Lucifer zag echter de verhoudingen niet duidelijk. Hij wist, dat de Heer hem, van het eerste begin af, had geprobeerd, dat het Woord de menselijke natuur zou aannemen in de schoot van de allerheiligste Maria, maar hij wist niet hoe dit zou geschieden noch op welk tijdstip dit zou plaatsvinden. In overeenstemming hiermee had de Heer de schepping van Adam en de vorming van Eva voor Lucifer verborgen gehouden, zodat hij van het begin af in onwetendheid verkeerde over het mysterie en de tijd van de menswording. Aangezien zijn woede en waakzaamheid betreffende Christus en Maria zo apert omzeild waren, vermoedde hij, dat Adam was voortgekomen uit Eva en dat zij de moeder was en Adam het mensgeworden Woord. Toen hij de macht van God voelde, die hem verhinderde schade toe te brengen aan het leven van deze schepselen, nam zijn vermoeden toe. Aan de andere kant hoorde hij hun gesprekken en vernam daaruit de voorschriften, welke God hen had gegeven. Al luisterend naar de gesprekken van de eerste ouders verminderden zijn twijfels; hij kreeg inzicht in hun natuurlijke gaven en begon hen te volgen als een briesende leeuw (1Pe 5,8), al zoekend en speurend naar een zwakke plek in de neigingen, die hij in hen waarnam. Toch twijfelde hij, tot dat hij door de loop der verlossing ontgoocheld werd, tussen zijn woede tegen Christus en Maria en zijn angst van door hen overwonnen te worden. Zijn grootste angst was, overwonnen te worden door de koningin des hemels, dat gewone schepsel, dat geen God was.
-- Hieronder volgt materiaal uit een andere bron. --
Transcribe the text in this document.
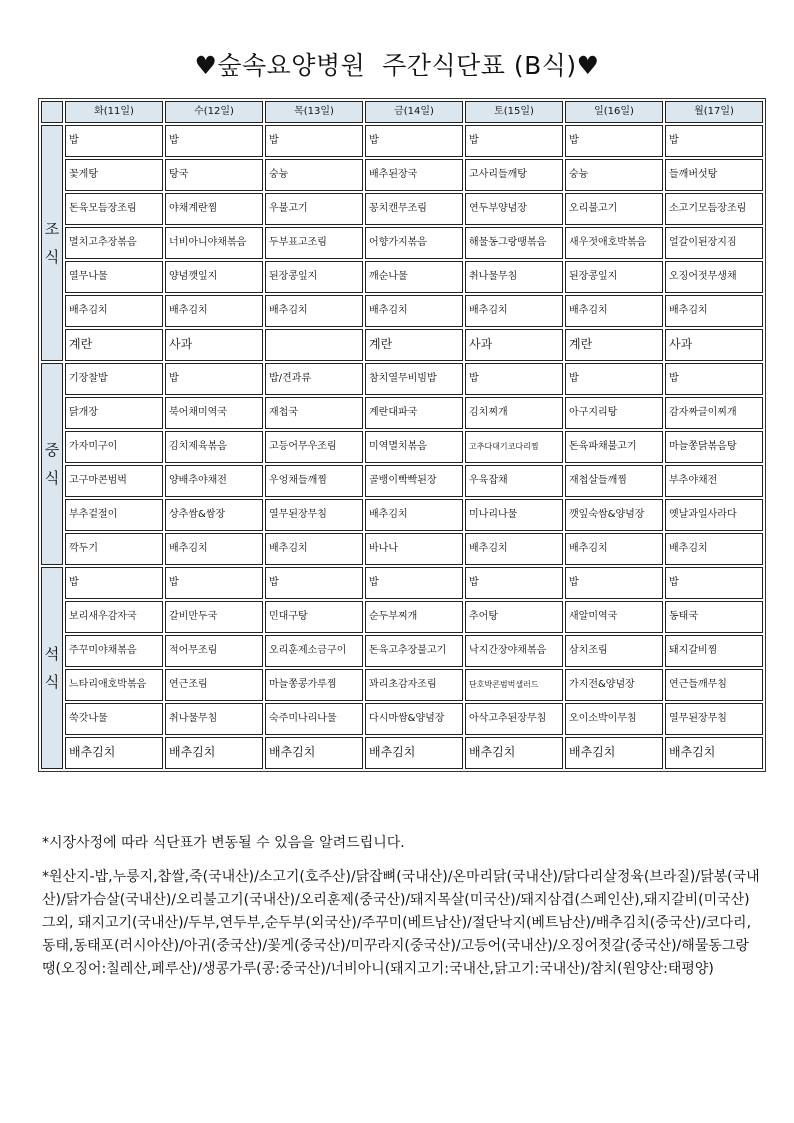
♥숲속요양병원  주간식단표 (B식)♥
	화(11일)	수(12일)	목(13일)	금(14일)	토(15일)	일(16일)	월(17일)
조
식	밥	밥	밥	밥	밥	밥	밥
	꽃게탕	탕국	숭늉	배추된장국	고사리들깨탕	숭늉	들깨버섯탕
	돈육모듬장조림	야채계란찜	우불고기	꽁치캔무조림	연두부양념장	오리불고기	소고기모듬장조림
	멸치고추장볶음	너비아니야채볶음	두부표고조림	어향가지볶음	해물동그랑땡볶음	새우젓애호박볶음	얼갈이된장지짐
	열무나물	양념깻잎지	된장콩잎지	깨순나물	취나물무침	된장콩잎지	오징어젓무생채
	배추김치	배추김치	배추김치	배추김치	배추김치	배추김치	배추김치
	계란	사과		계란	사과	계란	사과
중
식	기장찰밥	밥	밥/견과류	참치열무비빔밥	밥	밥	밥
	닭개장	북어채미역국	재첩국	계란대파국	김치찌개	아구지리탕	감자짜글이찌개
	가자미구이	김치제육볶음	고등어무우조림	미역멸치볶음	고추다대기코다리찜	돈육파채불고기	마늘쫑닭볶음탕
	고구마콘범벅	양배추야채전	우엉채들깨찜	골뱅이빡빡된장	우육잡채	재첩살들깨찜	부추야채전
	부추겉절이	상추쌈&쌈장	열무된장무침	배추김치	미나리나물	깻잎숙쌈&양념장	옛날과일사라다
	깍두기	배추김치	배추김치	바나나	배추김치	배추김치	배추김치
석
식	밥	밥	밥	밥	밥	밥	밥
	보리새우감자국	갈비만두국	민대구탕	순두부찌개	추어탕	새알미역국	동태국
	주꾸미야채볶음	적어무조림	오리훈제소금구이	돈육고추장불고기	낙지간장야채볶음	삼치조림	돼지갈비찜
	느타리애호박볶음	연근조림	마늘쫑콩가루찜	꽈리초감자조림	단호박콘범벅샐러드	가지전&양념장	연근들깨무침
	쑥갓나물	취나물무침	숙주미나리나물	다시마쌈&양념장	아삭고추된장무침	오이소박이무침	열무된장무침
	배추김치	배추김치	배추김치	배추김치	배추김치	배추김치	배추김치

*시장사정에 따라 식단표가 변동될 수 있음을 알려드립니다.

*원산지-밥,누룽지,찹쌀,죽(국내산)/소고기(호주산)/닭잡뼈(국내산)/온마리닭(국내산)/닭다리살정육(브라질)/닭봉(국내산)/닭가슴살(국내산)/오리불고기(국내산)/오리훈제(중국산)/돼지목살(미국산)/돼지삼겹(스페인산),돼지갈비(미국산) 그외, 돼지고기(국내산)/두부,연두부,순두부(외국산)/주꾸미(베트남산)/절단낙지(베트남산)/배추김치(중국산)/코다리,동태,동태포(러시아산)/아귀(중국산)/꽃게(중국산)/미꾸라지(중국산)/고등어(국내산)/오징어젓갈(중국산)/해물동그랑땡(오징어:칠레산,페루산)/생콩가루(콩:중국산)/너비아니(돼지고기:국내산,닭고기:국내산)/참치(원양산:태평양)
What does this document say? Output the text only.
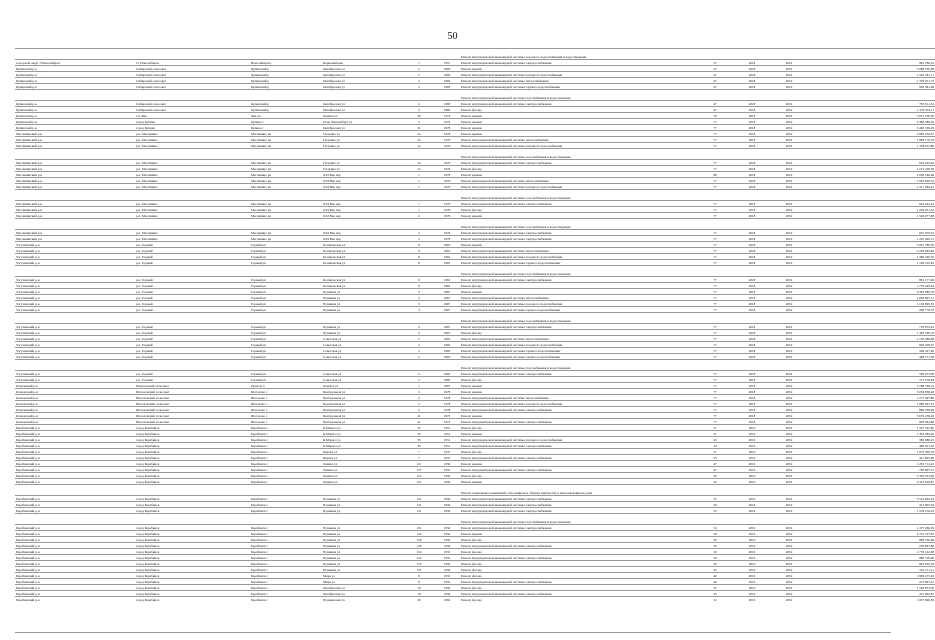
50
						Ремонт внутридомовой инженерной системы холодного водоснабжения и водоотведения					
городской округ г.Новосибирск	г.г. Новосибирск	Новосибирск г	Первомайская	7	1957	Ремонт внутридомовой инженерной системы электроснабжения		57	2018	2019	981 786,52
Купинский р-н	Сибирский сельсовет	Купинский р	Октябрьская ул	2	1983	Ремонт крыши		47	2018	2019	3 288 230,68
Купинский р-н	Сибирский сельсовет	Купинский р	Октябрьская ул	2	1983	Ремонт внутридомовой инженерной системы холодного водоснабжения		47	2018	2019	1 562 581,71
Купинский р-н	Сибирский сельсовет	Купинский р	Октябрьская ул	2	1983	Ремонт внутридомовой инженерной системы теплоснабжения		47	2018	2019	1 379 071,73
Купинский р-н	Сибирский сельсовет	Купинский р	Октябрьская ул	2	1983	Ремонт внутридомовой инженерной системы горячего водоснабжения		47	2018	2019	962 381,48
						Ремонт внутридомовой инженерной системы газоснабжения и водоотведения					
Купинский р-н	Сибирский сельсовет	Купинский р	Октябрьская ул	2	1983	Ремонт внутридомовой инженерной системы электроснабжения		47	2018	2019	785 611,52
Купинский р-н	Сибирский сельсовет	Купинский р	Октябрьская ул	2	1983	Ремонт фасада		47	2018	2019	1 370 433,11
Купинский р-н	г.п. Чик	Чик рп	Ленина ул	36	1974	Ремонт крыши		76	2018	2019	3 051 238,30
Купинский р-н	город Купино	Купино г	Розы Люксембург ул	3	1974	Ремонт крыши		77	2018	2019	3 486 589,56
Купинский р-н	город Купино	Купино г	Октябрьская ул	31	1978	Ремонт крыши		77	2018	2019	3 406 339,29
Маслянинский р-н	р.п. Маслянино	Маслянино рп	Гагарина ул	2а	1979	Ремонт крыши		77	2018	2019	2 682 230,47
Маслянинский р-н	р.п. Маслянино	Маслянино рп	Гагарина ул	2а	1979	Ремонт внутридомовой инженерной системы теплоснабжения		77	2018	2019	1 989 176,79
Маслянинский р-н	р.п. Маслянино	Маслянино рп	Гагарина ул	2а	1979	Ремонт внутридомовой инженерной системы холодного водоснабжения		77	2018	2019	1 338 053,80
						Ремонт внутридомовой инженерной системы газоснабжения и водоотведения					
Маслянинский р-н	р.п. Маслянино	Маслянино рп	Гагарина ул	2а	1979	Ремонт внутридомовой инженерной системы электроснабжения		77	2018	2019	624 203,02
Маслянинский р-н	р.п. Маслянино	Маслянино рп	Гагарина ул	2а	1979	Ремонт фасада		77	2018	2019	1 213 438,39
Маслянинский р-н	р.п. Маслянино	Маслянино рп	XXI Век пер	1	1979	Ремонт крыши		88	2018	2019	2 958 186,48
Маслянинский р-н	р.п. Маслянино	Маслянино рп	XXI Век пер	1	1979	Ремонт внутридомовой инженерной системы теплоснабжения		77	2018	2019	1 962 626,34
Маслянинский р-н	р.п. Маслянино	Маслянино рп	XXI Век пер	1	1979	Ремонт внутридомовой инженерной системы холодного водоснабжения		77	2018	2019	1 317 484,43
						Ремонт внутридомовой инженерной системы газоснабжения и водоотведения					
Маслянинский р-н	р.п. Маслянино	Маслянино рп	XXI Век пер	1	1979	Ремонт внутридомовой инженерной системы электроснабжения		77	2018	2019	624 444,19
Маслянинский р-н	р.п. Маслянино	Маслянино рп	XXI Век пер	1	1979	Ремонт фасада		77	2018	2019	1 204 931,32
Маслянинский р-н	р.п. Маслянино	Маслянино рп	XXI Век пер	2	1979	Ремонт крыши		77	2018	2019	1 526 077,08
						Ремонт внутридомовой инженерной системы газоснабжения и водоотведения					
Маслянинский р-н	р.п. Маслянино	Маслянино рп	XXI Век пер	2	1979	Ремонт внутридомовой инженерной системы электроснабжения		77	2018	2019	625 079,43
Маслянинский р-н	р.п. Маслянино	Маслянино рп	XXI Век пер	2	1979	Ремонт внутридомовой инженерной системы электроснабжения		77	2018	2019	1 205 469,72
Тогучинский р-н	р.п. Горный	Горный рп	Космическая ул	8	1981	Ремонт крыши		77	2018	2019	3 261 786,30
Тогучинский р-н	р.п. Горный	Горный рп	Космическая ул	8	1981	Ремонт внутридомовой инженерной системы теплоснабжения		77	2018	2019	2 259 665,82
Тогучинский р-н	р.п. Горный	Горный рп	Космическая ул	8	1981	Ремонт внутридомовой инженерной системы холодного водоснабжения		77	2018	2019	1 490 346,70
Тогучинский р-н	р.п. Горный	Горный рп	Космическая ул	8	1981	Ремонт внутридомовой инженерной системы горячего водоснабжения		77	2018	2019	1 169 102,83
						Ремонт внутридомовой инженерной системы газоснабжения и водоотведения					
Тогучинский р-н	р.п. Горный	Горный рп	Космическая ул	8	1981	Ремонт внутридомовой инженерной системы электроснабжения		77	2018	2019	881 177,66
Тогучинский р-н	р.п. Горный	Горный рп	Космическая ул	8	1981	Ремонт фасада		77	2018	2019	1 770 449,94
Тогучинский р-н	р.п. Горный	Горный рп	Пушкина ул	3	1967	Ремонт крыши		77	2018	2019	4 381 080,76
Тогучинский р-н	р.п. Горный	Горный рп	Пушкина ул	3	1967	Ремонт внутридомовой инженерной системы теплоснабжения		77	2018	2019	1 838 897,51
Тогучинский р-н	р.п. Горный	Горный рп	Пушкина ул	3	1967	Ремонт внутридомовой инженерной системы холодного водоснабжения		77	2018	2019	1 150 999,55
Тогучинский р-н	р.п. Горный	Горный рп	Пушкина ул	3	1967	Ремонт внутридомовой инженерной системы горячего водоснабжения		77	2018	2019	906 776,79
						Ремонт внутридомовой инженерной системы газоснабжения и водоотведения					
Тогучинский р-н	р.п. Горный	Горный рп	Пушкина ул	3	1967	Ремонт внутридомовой инженерной системы электроснабжения		77	2018	2019	718 872,81
Тогучинский р-н	р.п. Горный	Горный рп	Пушкина ул	3	1967	Ремонт фасада		77	2018	2019	1 463 339,79
Тогучинский р-н	р.п. Горный	Горный рп	Советская ул	2	1965	Ремонт внутридомовой инженерной системы теплоснабжения		77	2018	2019	1 150 288,68
Тогучинский р-н	р.п. Горный	Горный рп	Советская ул	2	1965	Ремонт внутридомовой инженерной системы холодного водоснабжения		77	2018	2019	939 228,07
Тогучинский р-н	р.п. Горный	Горный рп	Советская ул	2	1965	Ремонт внутридомовой инженерной системы горячего водоснабжения		77	2018	2019	569 327,90
Тогучинский р-н	р.п. Горный	Горный рп	Советская ул	2	1965	Ремонт внутридомовой инженерной системы горячего водоснабжения		77	2018	2019	468 271,58
						Ремонт внутридомовой инженерной системы газоснабжения и водоотведения					
Тогучинский р-н	р.п. Горный	Горный рп	Советская ул	2	1965	Ремонт внутридомовой инженерной системы электроснабжения		77	2018	2019	599 073,99
Тогучинский р-н	р.п. Горный	Горный рп	Советская ул	2	1965	Ремонт фасада		77	2018	2019	721 478,84
Кочковский р-н	Решетовский сельсовет	Решеты п	Кочки п ул	1	1967	Ремонт крыши		77	2018	2019	3 788 769,74
Кочковский р-н	Шагаловский сельсовет	Шагалово с	Центральная ул	3	1978	Ремонт крыши		77	2018	2019	3 036 858,26
Кочковский р-н	Шагаловский сельсовет	Шагалово с	Центральная ул	2	1978	Ремонт внутридомовой инженерной системы теплоснабжения		77	2018	2019	1 271 497,86
Кочковский р-н	Шагаловский сельсовет	Шагалово с	Центральная ул	2	1978	Ремонт внутридомовой инженерной системы холодного водоснабжения		77	2018	2019	1 080 943,53
Кочковский р-н	Шагаловский сельсовет	Шагалово с	Центральная ул	2	1978	Ремонт внутридомовой инженерной системы электроснабжения		77	2018	2019	889 799,09
Кочковский р-н	Шагаловский сельсовет	Шагалово с	Центральная ул	21	1972	Ремонт крыши		77	2018	2019	3 676 258,26
Кочковский р-н	Шагаловский сельсовет	Шагалово с	Центральная ул	21	1972	Ремонт внутридомовой инженерной системы электроснабжения		77	2018	2019	903 364,86
Барабинский р-н	город Барабинск	Барабинск г	К.Маркса ул	35	1951	Ремонт фасада		51	2019	2019	1 597 542,80
Барабинский р-н	город Барабинск	Барабинск г	К.Маркса ул	35	1951	Ремонт крыши		51	2019	2019	1 303 383,40
Барабинский р-н	город Барабинск	Барабинск г	К.Маркса ул	35	1951	Ремонт внутридомовой инженерной системы холодного водоснабжения		45	2019	2019	380 686,25
Барабинский р-н	город Барабинск	Барабинск г	К.Маркса ул	35	1951	Ремонт внутридомовой инженерной системы электроснабжения		43	2019	2019	486 201,50
Барабинский р-н	город Барабинск	Барабинск г	Кирова ул	7	1937	Ремонт фасада		51	2019	2019	1 072 306,79
Барабинский р-н	город Барабинск	Барабинск г	Кирова ул	7	1937	Ремонт внутридомовой инженерной системы электроснабжения		53	2019	2019	421 805,90
Барабинский р-н	город Барабинск	Барабинск г	Ленина ул	121	1950	Ремонт крыши		47	2019	2019	1 281 712,45
Барабинский р-н	город Барабинск	Барабинск г	Ленина ул	137	1955	Ремонт внутридомовой инженерной системы электроснабжения		47	2019	2019	783 807,51
Барабинский р-н	город Барабинск	Барабинск г	Ленина ул	121	1950	Ремонт фасада		50	2019	2019	2 330 433,66
Барабинский р-н	город Барабинск	Барабинск г	Ленина ул	121	1950	Ремонт крыши		50	2019	2019	2 352 816,87
						Ремонт подвальных помещений, относящихся к общему имуществу в многоквартирном доме					
Барабинский р-н	город Барабинск	Барабинск г	Пушкина ул	131	1950	Ремонт внутридомовой инженерной системы электроснабжения		55	2019	2019	3 519 604,54
Барабинский р-н	город Барабинск	Барабинск г	Пушкина ул	131	1950	Ремонт внутридомовой инженерной системы электроснабжения		50	2019	2019	413 605,04
Барабинский р-н	город Барабинск	Барабинск г	Пушкина ул	131	1950	Ремонт внутридомовой инженерной системы электроснабжения		55	2019	2019	1 578 156,03
						Ремонт внутридомовой инженерной системы газоснабжения и водоотведения					
Барабинский р-н	город Барабинск	Барабинск г	Пушкина ул	131	1950	Ремонт внутридомовой инженерной системы электроснабжения		54	2019	2019	1 475 266,39
Барабинский р-н	город Барабинск	Барабинск г	Пушкина ул	132	1950	Ремонт крыши		50	2019	2019	2 701 707,81
Барабинский р-н	город Барабинск	Барабинск г	Пушкина ул	136	1956	Ремонт фасада		50	2019	2019	898 536,69
Барабинский р-н	город Барабинск	Барабинск г	Пушкина ул	139	1956	Ремонт внутридомовой инженерной системы электроснабжения		45	2019	2019	230 867,86
Барабинский р-н	город Барабинск	Барабинск г	Пушкина ул	152	1955	Ремонт фасада		50	2019	2019	1 776 142,98
Барабинский р-н	город Барабинск	Барабинск г	Пушкина ул	152	1955	Ремонт внутридомовой инженерной системы электроснабжения		50	2019	2019	980 516,96
Барабинский р-н	город Барабинск	Барабинск г	Пушкина ул	155	1956	Ремонт фасада		50	2019	2019	894 816,59
Барабинский р-н	город Барабинск	Барабинск г	Пушкина ул	131	1950	Ремонт фасада		45	2019	2019	241 711,41
Барабинский р-н	город Барабинск	Барабинск г	Мира ул	8	1955	Ремонт фасада		40	2019	2019	1 809 473,29
Барабинский р-н	город Барабинск	Барабинск г	Мира ул	8	1955	Ремонт внутридомовой инженерной системы электроснабжения		40	2019	2019	213 691,01
Барабинский р-н	город Барабинск	Барабинск г	Октябрьская ул	19	1956	Ремонт фасада		35	2019	2019	1 549 853,30
Барабинский р-н	город Барабинск	Барабинск г	Октябрьская ул	19	1956	Ремонт внутридомовой инженерной системы электроснабжения		45	2019	2019	475 662,87
Барабинский р-н	город Барабинск	Барабинск г	Пушкинская ул	29	1962	Ремонт фасада		52	2019	2019	1 097 996,85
Hij vatte moed, toen hij het voorschrift hoorde, waar Adam en Eva zich aan te houden hadden. Hij maakte de valstrik gereed en begon met grote voortvarendheid aan het verleidingswerk, om zodoende de uitvoering van de goddelijke wil te weerstreven en te verhinderen. Hij benaderde eerst de vrouw en niet de man, want hij wist, dat zij een zwakke en tedere natuur had, dat het niet Christus zelf was, die hij zou ontmoeten. Ook was hij het meest vertoornd op haar, speciaal omdat hij het teken in de hemel gezien had en de bedreiging begrepen had, die God in dit teken tegen hem had geuit. Voordat hij zich aan haar vertoonde, wekte hij vele verontrustende gedachten en voorspiegelingen in haar op, zodat hij haar kon benaderen als zij zich in staat van opwinding en verstrooidheid bevond. Maar omdat ik hierover op een andere plaats heb geschreven, wil ik niet dieper ingaan op de kracht en de onmenselijkheid van deze bekoring. Laat het genoeg zijn voor mijn doel te herhalen, wat de heilige Schrift hierover zegt: dat hij de vorm aannam van een slang (Gn 3,1). Aldus vermomd, sprak hij tot Eva en lokte een gesprek met haar uit, dat zij nooit had mogen toestaan. Zij luisterde naar hem, antwoordde hem en begon hem te geloven. Toen overtrad zij het gebod van God en haalde zij haar man over hetzelfde te doen. Zo gingen zij en wij onze ondergang tegemoet; voor henzelf en voor ons verloren zij de geluksstaat, waarin God hen had geplaatst.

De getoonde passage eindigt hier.